Maw’s dividend fraud, theft trial delayed again as judge considers indictments

Roland Maw waits to be called for an interview before a joint meeting of the Boards of Fisheries and Game on Jan. 14, 2015. (Photo by Matt Miller/KTOO)

Roland Maw waits to be called for an interview before a joint meeting of the Joint Board of Fisheries and Game on Jan. 14, 2015. (Photo by Matt Miller/KTOO)

A former fishing association head and former Board of Fisheries nominee will not stand trial next week for charges of permanent fund dividend fraud and theft.

Instead, Roland Maw’s case could go before a jury in May. This will be the second delay in the trial based on the third indictment handed up against Maw.

Maw, who also applied to be Alaska Department of Fish and Game commissioner during the Walker administration, was the former executive director of the United Cook Inlet Drift Association.

Maw’s attorney, Nicholas Polasky, filed a 13-page motion Monday to dismiss the indictments. He writes that the grand jury heard allegations based on misplaced interpretations of administrative rules about the initial denial of a permanent fund dividend application, rather than state law about an applicant’s eligibility or potential criminal prosecution.

Polasky told Juneau Superior Court Judge Amy Mead in court Monday morning that he’s willing to orally argue the merits of his latest motion to dismiss the indictments.

Prosecutor Lisa Kelley of the Office of Special Prosecutions has until Feb. 26 to respond to Polasky’s motion.

A jury trial, previously scheduled to start Feb. 11 in Juneau, is now scheduled for May 13.

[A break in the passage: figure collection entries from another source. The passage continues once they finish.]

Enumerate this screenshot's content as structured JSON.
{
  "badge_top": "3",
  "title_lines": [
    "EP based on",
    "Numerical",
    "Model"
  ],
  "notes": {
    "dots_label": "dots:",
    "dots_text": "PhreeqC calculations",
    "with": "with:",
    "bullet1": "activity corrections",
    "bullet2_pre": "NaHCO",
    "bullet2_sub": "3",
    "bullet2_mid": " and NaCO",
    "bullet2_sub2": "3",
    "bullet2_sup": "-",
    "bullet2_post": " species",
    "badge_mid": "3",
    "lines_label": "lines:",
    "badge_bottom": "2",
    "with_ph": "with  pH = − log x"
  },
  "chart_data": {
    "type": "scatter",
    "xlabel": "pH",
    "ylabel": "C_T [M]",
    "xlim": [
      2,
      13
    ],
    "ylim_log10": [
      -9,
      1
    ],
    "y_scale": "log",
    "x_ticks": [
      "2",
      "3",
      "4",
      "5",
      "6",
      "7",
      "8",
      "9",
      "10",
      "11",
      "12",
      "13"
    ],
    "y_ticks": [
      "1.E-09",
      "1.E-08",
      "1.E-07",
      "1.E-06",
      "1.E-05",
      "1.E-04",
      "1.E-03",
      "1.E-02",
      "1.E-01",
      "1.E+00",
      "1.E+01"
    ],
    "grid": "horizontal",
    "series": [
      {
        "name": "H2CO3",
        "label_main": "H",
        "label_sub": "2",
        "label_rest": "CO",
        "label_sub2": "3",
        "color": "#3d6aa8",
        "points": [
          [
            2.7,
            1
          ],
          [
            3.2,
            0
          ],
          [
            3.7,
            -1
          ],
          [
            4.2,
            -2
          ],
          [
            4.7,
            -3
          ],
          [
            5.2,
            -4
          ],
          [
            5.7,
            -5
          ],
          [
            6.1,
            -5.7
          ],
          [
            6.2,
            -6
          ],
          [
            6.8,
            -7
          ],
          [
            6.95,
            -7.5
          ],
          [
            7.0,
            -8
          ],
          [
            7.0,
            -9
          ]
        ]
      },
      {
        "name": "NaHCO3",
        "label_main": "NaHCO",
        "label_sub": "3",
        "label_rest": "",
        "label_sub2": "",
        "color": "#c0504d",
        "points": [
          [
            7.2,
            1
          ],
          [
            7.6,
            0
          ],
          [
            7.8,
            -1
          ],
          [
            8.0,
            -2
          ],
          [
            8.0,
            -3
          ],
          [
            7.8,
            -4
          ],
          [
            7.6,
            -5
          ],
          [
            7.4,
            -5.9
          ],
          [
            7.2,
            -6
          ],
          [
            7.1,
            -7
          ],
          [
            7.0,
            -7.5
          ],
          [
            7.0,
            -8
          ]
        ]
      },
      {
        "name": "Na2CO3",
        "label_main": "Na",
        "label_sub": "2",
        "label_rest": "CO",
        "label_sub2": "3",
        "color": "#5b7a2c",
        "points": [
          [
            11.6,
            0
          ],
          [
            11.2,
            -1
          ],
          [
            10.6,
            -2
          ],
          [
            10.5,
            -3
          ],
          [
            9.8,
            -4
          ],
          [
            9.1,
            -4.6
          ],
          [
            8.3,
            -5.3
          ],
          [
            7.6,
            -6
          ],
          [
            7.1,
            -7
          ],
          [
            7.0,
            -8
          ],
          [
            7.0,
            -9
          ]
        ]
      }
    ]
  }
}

Maw was first charged in January 2016 with a total of twelve felony counts of theft and unsworn falsification. Prosecutors alleged Maw applied for and received permanent fund dividends while he was out of Alaska for over 90 days, each year between 2009 and 2014.

The two previous sets of indictments were dismissed after Polasky challenged the evidence presented to the grand jury by prosecutors.